# Confusion about optimal choices with exotic options

With exotic options, holders usually face choices at certain times. In my understanding, the price of the option is determined by assuming the optimal choice is taken and computing the discounted expectation of the payoff under the risk neutral measure with backward induction. My question is if I hold such options, how does taking the optimal choice benefit me? Such optimal choices are optimal under the risk neutral measure, so how does taking such choices imply/guarantee (even probabilistically) anything under the actual measure? If I take the optimal choice as determined by the pricing model, that would maximize the arbitrage-free price of the option that I am holding, but does that bear any optimality in the actual world? Does that tend to lead to a higher P/L? Say the option has intrinsic value $$x$$, extrinsic value $$y$$, and I just happen to hold this option, not for hedging purposes and without any particular value on the underlying. How can I benefit from the optionality/extrinsic value? I understand that I would lose some of the extrinsic value if I don't follow the optimal choice, but that's just a theoretical construct, where would I see the manifestation of this "loss of value"?

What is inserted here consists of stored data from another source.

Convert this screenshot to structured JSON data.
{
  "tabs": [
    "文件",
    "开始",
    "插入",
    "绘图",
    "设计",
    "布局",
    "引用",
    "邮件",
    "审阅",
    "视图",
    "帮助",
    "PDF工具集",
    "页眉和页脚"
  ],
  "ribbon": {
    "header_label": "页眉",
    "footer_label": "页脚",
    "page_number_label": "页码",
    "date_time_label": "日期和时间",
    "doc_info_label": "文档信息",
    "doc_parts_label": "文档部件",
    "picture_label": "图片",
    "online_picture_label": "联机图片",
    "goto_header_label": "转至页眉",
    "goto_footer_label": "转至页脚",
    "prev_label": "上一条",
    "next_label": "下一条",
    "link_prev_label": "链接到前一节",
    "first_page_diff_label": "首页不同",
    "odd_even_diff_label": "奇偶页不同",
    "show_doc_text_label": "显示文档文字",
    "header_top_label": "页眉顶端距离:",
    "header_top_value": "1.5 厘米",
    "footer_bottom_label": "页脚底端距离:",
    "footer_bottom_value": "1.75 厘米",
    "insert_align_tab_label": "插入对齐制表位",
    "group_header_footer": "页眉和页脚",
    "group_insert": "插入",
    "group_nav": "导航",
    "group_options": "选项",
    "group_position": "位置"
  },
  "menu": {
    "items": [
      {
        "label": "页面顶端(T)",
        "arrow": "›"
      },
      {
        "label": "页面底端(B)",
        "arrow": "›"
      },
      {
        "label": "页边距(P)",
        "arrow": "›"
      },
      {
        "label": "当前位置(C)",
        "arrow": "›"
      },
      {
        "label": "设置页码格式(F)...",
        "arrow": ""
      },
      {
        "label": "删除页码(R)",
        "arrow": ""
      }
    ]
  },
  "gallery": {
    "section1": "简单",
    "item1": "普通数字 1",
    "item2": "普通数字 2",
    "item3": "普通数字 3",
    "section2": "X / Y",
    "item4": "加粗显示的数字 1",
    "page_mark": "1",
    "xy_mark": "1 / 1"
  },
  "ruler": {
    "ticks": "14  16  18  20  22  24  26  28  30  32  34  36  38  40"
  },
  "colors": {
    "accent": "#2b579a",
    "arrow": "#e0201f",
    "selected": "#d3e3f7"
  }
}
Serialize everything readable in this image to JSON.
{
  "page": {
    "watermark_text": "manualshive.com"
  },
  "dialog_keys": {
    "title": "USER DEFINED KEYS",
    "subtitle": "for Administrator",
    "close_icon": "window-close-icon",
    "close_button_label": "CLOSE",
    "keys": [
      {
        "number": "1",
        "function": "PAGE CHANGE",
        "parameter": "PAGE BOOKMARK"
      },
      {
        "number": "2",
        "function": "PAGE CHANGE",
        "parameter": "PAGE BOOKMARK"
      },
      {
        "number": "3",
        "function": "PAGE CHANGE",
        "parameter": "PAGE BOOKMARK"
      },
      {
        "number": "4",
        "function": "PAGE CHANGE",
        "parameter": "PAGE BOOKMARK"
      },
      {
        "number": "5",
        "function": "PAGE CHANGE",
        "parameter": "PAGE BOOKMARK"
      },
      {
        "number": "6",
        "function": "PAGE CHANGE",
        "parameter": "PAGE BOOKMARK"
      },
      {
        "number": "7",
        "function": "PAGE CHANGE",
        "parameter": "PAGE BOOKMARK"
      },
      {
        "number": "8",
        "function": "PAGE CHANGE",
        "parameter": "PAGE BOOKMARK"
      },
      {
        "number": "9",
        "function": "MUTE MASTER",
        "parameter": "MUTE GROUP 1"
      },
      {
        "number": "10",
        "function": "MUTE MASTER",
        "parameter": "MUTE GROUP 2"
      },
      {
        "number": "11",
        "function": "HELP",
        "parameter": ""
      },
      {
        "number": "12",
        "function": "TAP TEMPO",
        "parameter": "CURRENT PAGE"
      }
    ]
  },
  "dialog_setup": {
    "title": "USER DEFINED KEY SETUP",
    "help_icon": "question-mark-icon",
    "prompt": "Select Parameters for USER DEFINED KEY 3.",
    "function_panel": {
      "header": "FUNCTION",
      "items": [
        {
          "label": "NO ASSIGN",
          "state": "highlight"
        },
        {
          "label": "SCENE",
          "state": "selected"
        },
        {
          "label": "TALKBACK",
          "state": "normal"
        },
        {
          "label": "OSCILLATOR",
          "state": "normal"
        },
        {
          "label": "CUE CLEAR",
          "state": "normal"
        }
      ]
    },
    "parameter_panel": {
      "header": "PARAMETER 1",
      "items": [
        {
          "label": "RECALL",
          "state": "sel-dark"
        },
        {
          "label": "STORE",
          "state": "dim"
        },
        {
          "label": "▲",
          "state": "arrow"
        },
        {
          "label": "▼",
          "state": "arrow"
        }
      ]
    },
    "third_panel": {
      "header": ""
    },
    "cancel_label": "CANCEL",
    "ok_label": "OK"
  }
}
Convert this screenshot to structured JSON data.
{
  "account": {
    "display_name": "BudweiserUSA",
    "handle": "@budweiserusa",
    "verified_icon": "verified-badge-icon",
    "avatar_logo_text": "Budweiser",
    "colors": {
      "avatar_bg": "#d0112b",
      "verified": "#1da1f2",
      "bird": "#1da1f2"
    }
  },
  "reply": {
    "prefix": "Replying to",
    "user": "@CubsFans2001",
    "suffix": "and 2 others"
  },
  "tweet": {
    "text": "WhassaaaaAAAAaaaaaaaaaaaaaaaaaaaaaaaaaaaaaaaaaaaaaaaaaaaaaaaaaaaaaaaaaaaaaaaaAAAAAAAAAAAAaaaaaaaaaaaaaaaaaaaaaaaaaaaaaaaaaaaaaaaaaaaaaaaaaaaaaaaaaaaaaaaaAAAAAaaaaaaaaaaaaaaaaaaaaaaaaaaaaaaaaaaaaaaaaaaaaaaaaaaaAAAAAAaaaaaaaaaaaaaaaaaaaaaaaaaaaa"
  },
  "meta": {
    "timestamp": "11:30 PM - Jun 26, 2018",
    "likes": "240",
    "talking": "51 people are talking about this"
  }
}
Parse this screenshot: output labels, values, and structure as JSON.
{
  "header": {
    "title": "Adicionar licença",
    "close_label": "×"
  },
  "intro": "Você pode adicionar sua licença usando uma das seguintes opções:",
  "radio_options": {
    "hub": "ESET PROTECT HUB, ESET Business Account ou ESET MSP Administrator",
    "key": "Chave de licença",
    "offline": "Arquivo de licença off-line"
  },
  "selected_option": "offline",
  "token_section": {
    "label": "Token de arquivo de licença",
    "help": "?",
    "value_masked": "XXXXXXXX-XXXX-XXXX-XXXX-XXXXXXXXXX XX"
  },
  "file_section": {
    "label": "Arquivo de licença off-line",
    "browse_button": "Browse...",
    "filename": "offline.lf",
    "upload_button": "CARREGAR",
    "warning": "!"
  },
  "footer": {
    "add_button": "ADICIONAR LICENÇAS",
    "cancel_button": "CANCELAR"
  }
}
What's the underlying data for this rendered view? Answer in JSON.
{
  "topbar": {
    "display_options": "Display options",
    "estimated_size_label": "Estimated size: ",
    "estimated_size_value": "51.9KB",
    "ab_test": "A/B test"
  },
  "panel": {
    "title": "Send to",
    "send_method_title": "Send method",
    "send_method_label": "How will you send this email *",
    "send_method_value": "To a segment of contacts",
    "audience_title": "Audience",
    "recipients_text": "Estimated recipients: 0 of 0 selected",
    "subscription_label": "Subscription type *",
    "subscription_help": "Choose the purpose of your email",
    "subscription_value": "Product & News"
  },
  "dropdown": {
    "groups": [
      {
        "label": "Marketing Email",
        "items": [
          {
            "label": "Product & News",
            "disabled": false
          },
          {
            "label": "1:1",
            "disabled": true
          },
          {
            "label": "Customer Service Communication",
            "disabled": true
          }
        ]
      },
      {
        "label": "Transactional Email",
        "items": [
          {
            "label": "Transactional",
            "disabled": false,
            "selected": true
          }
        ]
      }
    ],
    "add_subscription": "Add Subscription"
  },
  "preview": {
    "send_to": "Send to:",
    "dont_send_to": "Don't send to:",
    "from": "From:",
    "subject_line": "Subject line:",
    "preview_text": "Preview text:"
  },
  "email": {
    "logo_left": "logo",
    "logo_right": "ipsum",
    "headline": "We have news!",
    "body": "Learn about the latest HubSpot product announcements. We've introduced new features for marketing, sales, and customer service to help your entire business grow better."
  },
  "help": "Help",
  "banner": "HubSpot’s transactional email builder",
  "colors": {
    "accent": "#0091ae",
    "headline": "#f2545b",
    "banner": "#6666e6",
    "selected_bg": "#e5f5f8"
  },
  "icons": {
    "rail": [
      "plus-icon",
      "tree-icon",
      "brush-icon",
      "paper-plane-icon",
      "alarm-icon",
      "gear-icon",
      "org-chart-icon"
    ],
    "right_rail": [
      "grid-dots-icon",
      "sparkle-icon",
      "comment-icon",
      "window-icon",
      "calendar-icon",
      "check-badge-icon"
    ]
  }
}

Consider a vanilla european option. The optimal strategy in the risk neutral measure is to exercise if $$S(T)>K$$. (because in the risk neutral world, I value my payoff at its expectation, which at that point is the payoff itself. At time T, if $$S(T)-K$$ is positive, I will take it over not exercising, which is a payoff of 0.

This is of course also optimal in the real world - more money is better than less money. So my 'optimal exercise strategy' matches.

The manifestation of loss in value is a PnL leak. Consider the same example as above. Say $$S(T)>K$$ but you don't exercise your option at all: so you've just paid something for the option, but sub-optimal exercise strategy means that you've got nothing. This is an extreme example of course but you see the idea.

The same idea extends to exotics. Consider a Bermudan with 2 exercise dates. Denote by E the immediate exercise value at the first date, and by C the continuation value. Denote by $$w$$ the state of the world, and $$T$$ denotes the 1st exercise date, and $$T_ex$$ denote the date I exercise my option on (which is random).

Let $$A={w:E(w)>C(w)}$$. Then $$Pr[(T_ex=T)|A]=1$$ in the risk neutral measure. Since real world and risk neutral measure are equivalent (they agree on what's possible and not), we get $$Pr[(T_ex=T)|A]=1$$ in the real world. This tells you that you will exercise in the real world exactly when you exercise in the 'risk neutral measure'. Which tells you that the 'optimal strategy' is exactly the same.

Appendix:

The proof of conditional probabilities being the same in equivalent measures is better thought of by considering (assume $$Pr(A)>0$$ and $$Pr(B)>0$$) say $$Pr(B|A)=0$$ in the R.N. measure. Then $$Pr(B,A)=0 => Pr(B,A)=0$$ in the real world measure. As $$Pr(A)>0$$, we must have $$Pr(B|A)=0$$ in the real world measure too.